I love that students can recognise tropes that we now consider established, or even cliched, that were in their infancy during this period. The often melodramatic characterisations are fun to read, and more fun to dissect, compare, and contrast; and using these stories as lenses through which to explore the concerns of people during a tumultuous period in both British and global history.
20 May 2021, 9:22 a.m.
The uncanniness of it all! Such rapid development in all areas of life - it was a truly frightening time to live in and so much contemporary writing reflects that sense of social unease, and nostalgia in the face of rapid change.
19 May 2021, 2:05 p.m.
As a Victorianist, I see the Nineteenth Century as the golden age of the Novel in English. It is a pleasure to see the great students I am lucky enough to teach at Durham engaging with texts as rich, as complex - and as large! - as David Copperfield and Middlemarch, as well as with the other forms that fiction can take in the 19c. - the short story, the novella, the romance. Capacious a genre as fiction in this period is, a part of the pleasure is introducing students to, or expanding their knowledge of, the Marriage Question, evolutionary theory and literature and science, Empire and colonialism, social mobility, the Gothic, psychoanalysis..... I feel very lucky that as part of my job I get to teach these incredible texts.

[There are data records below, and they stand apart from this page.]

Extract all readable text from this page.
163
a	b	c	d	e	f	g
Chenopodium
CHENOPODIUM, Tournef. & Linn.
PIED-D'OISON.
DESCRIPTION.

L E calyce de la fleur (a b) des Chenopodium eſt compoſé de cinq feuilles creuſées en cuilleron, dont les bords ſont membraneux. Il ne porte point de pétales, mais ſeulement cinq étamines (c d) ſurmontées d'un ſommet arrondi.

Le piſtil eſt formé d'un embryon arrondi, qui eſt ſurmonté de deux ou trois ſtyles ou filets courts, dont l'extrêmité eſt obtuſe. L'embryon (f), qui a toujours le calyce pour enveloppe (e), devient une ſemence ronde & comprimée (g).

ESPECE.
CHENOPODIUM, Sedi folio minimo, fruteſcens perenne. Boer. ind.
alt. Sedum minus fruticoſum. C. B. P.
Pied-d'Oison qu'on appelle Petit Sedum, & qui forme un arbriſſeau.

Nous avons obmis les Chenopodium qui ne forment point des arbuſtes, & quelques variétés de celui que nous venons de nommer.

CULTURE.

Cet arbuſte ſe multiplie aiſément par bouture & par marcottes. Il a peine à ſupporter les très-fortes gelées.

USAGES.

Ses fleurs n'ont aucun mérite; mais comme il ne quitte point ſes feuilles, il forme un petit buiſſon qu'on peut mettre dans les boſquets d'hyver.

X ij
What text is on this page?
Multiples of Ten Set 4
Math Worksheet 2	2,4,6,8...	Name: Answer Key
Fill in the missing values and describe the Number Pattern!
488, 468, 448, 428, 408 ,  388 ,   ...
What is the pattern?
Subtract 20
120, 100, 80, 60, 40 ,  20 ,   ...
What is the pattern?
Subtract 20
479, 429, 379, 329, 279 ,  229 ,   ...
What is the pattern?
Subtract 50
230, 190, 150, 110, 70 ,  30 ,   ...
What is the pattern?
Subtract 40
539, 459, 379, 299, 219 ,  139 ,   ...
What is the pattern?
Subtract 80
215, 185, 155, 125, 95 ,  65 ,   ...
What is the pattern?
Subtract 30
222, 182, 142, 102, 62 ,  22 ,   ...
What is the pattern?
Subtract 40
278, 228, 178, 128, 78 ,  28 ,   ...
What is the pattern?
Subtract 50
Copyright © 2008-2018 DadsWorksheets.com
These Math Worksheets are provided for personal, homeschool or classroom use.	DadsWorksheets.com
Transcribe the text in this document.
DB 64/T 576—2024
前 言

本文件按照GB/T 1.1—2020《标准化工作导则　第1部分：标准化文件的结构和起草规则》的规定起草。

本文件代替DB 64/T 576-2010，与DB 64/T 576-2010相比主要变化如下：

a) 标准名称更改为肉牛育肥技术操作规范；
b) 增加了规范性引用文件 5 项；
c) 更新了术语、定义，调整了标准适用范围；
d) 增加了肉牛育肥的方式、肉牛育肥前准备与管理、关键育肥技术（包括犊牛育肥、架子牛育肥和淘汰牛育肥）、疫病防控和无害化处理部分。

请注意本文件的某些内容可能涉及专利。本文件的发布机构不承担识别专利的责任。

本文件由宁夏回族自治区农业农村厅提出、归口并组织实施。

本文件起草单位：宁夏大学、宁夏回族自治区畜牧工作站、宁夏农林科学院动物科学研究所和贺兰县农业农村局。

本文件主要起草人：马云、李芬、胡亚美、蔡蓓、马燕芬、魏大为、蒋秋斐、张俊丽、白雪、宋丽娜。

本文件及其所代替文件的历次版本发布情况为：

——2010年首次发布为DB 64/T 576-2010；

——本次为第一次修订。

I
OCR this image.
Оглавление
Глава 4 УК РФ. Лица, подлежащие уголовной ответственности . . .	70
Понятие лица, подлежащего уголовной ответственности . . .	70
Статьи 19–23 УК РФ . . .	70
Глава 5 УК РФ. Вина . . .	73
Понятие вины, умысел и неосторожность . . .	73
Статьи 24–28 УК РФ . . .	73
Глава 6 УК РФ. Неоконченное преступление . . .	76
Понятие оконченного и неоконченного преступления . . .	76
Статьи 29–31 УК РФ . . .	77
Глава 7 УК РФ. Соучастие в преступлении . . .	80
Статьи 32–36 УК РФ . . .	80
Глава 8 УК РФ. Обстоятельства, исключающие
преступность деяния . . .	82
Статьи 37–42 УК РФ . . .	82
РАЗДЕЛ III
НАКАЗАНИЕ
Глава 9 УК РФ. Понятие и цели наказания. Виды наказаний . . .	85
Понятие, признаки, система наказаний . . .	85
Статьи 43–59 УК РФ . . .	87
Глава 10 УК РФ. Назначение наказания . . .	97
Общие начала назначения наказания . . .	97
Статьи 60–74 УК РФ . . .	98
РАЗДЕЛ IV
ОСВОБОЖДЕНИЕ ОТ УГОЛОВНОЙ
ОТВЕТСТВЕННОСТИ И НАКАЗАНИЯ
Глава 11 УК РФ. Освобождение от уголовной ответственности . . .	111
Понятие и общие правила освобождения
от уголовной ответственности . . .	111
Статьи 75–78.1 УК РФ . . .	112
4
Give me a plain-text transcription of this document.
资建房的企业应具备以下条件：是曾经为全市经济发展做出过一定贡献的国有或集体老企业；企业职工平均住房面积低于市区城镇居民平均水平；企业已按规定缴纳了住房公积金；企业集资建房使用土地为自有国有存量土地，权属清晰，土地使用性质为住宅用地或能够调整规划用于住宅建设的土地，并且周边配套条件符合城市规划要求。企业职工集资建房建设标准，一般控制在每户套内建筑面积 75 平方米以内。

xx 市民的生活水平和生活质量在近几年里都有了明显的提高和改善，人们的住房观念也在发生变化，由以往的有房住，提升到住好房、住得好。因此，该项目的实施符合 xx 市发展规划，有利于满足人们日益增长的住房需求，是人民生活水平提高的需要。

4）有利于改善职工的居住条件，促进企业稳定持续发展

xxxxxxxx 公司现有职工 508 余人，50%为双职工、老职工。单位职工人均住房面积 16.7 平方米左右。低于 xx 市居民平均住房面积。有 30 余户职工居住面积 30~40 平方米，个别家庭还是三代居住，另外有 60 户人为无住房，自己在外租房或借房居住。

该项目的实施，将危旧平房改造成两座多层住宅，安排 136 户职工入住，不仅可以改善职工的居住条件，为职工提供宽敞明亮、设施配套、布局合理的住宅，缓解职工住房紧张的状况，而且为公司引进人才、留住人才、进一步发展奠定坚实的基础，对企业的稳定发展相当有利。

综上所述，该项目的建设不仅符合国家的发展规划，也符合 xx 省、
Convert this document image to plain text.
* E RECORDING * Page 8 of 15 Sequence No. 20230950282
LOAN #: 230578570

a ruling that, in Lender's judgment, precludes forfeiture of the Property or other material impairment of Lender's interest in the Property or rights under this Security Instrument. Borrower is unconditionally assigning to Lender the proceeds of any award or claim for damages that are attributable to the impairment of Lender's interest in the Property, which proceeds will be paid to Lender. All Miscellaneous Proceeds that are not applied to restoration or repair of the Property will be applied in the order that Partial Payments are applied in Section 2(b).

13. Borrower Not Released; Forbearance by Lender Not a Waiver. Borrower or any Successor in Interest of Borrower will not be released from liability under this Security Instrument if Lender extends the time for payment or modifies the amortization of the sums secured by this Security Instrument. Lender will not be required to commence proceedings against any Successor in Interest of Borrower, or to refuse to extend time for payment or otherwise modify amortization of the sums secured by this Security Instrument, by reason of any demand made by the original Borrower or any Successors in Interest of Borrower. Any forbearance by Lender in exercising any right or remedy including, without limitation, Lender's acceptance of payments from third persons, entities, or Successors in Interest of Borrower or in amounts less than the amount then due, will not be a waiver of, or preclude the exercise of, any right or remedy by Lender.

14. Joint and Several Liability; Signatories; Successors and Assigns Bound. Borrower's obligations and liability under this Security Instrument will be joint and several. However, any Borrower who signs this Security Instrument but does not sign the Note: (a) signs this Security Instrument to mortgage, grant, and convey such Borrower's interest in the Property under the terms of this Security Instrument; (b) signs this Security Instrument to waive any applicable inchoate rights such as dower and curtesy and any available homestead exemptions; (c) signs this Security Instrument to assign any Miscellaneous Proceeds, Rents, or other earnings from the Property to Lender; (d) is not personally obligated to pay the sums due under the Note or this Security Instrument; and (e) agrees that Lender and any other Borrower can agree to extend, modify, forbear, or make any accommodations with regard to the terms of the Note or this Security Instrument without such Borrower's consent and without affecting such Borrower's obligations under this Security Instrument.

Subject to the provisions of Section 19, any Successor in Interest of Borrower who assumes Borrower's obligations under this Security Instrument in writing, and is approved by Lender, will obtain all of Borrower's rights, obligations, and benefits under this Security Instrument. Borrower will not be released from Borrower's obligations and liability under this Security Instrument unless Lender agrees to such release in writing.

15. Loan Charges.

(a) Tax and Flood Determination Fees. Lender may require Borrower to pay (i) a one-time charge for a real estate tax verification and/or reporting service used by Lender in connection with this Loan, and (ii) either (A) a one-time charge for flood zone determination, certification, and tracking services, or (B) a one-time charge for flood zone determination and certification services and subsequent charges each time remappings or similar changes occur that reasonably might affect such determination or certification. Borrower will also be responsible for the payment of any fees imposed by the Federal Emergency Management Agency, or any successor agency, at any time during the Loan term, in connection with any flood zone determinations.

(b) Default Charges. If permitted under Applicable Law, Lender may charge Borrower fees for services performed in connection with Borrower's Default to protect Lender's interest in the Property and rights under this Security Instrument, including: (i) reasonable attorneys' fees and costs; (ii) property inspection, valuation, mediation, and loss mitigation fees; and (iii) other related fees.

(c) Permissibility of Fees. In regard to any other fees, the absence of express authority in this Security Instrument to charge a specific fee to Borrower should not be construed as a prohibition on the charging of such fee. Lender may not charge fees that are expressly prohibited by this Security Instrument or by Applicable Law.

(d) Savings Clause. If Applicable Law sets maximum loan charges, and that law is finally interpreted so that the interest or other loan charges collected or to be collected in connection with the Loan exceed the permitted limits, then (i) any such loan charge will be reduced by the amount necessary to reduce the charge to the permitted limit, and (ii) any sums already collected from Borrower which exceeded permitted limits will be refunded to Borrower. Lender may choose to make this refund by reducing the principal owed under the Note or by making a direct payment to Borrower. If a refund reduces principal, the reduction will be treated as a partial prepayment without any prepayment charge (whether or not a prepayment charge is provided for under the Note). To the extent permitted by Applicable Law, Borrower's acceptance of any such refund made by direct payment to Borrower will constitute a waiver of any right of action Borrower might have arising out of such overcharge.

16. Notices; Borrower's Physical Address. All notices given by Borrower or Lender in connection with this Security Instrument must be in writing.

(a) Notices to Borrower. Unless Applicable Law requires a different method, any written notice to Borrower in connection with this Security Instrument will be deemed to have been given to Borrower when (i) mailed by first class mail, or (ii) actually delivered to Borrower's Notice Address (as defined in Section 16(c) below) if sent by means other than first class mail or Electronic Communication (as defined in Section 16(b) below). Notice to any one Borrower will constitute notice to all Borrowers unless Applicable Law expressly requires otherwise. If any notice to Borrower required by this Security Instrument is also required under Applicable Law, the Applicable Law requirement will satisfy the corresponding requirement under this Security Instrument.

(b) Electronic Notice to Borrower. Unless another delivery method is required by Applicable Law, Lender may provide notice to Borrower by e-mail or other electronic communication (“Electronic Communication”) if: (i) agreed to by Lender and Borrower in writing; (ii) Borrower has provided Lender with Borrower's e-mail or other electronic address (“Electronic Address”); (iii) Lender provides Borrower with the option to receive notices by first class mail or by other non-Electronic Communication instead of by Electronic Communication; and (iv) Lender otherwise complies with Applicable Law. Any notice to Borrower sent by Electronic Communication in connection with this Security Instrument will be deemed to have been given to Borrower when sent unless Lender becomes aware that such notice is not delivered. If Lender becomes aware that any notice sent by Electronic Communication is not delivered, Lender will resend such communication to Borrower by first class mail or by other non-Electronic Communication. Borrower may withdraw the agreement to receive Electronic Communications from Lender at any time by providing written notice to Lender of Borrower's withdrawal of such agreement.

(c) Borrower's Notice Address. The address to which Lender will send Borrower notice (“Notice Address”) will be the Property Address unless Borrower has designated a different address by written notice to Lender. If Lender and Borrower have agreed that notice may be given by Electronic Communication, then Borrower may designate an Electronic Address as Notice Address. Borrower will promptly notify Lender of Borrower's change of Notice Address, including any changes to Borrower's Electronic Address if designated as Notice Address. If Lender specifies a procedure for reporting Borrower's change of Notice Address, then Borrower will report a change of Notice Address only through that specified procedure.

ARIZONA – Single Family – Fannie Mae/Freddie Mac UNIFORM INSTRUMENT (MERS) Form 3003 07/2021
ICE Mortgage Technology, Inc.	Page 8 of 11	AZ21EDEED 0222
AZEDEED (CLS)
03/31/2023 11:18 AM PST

Professor Simon J. James, Department of English Studies, Durham University
17 May 2021, 4:42 p.m.
Almost everything we think of as contemporary, current or modern techniques of writing can be found in their first expression in 19th century prose fiction: free indirect discourse, unreliable narrators, dark manifestations of consciousness and the unconscious, deviant, taboo and obsessive behaviour. As someone interested in literary styles, I am constantly surprised by the experimentalism of 19th century writers.
Prof Peter Stockwell, Professor of Literary Linguistics, University of Nottingham, UK
14 May 2021, 6:11 p.m.
Discovering and discussing examples of a cultural practice that has changed, whether related to dialogue and polite expressions, or descriptions of body language, clothing, everyday objects...
14 May 2021, 5:29 p.m.
Going back in time through words on the page. The language and sentence structures and helping student to decode and infer. The exploration of characters and how they are constructed. Working out now oblique references. Enjoy a damn fine story!
29 Apr 2021, 6:09 p.m.
I love teaching the openings to 19th century fictional texts. Such wonderfully rich description, characters and settings – and always so memorable! Whether it’s the opening to Keats’ 'The Eve of St Agnes' and its description of the cold atmosphere of the castle, or Dickens’ 'Great Expectations' which introduces us to Magwitch and the young Pip through the narration of the older Pip, there’s so much to explore. And examining the language, in particular, of these texts can really give insights into why they might be viewed as so vivid and memorable by successive generations of readers.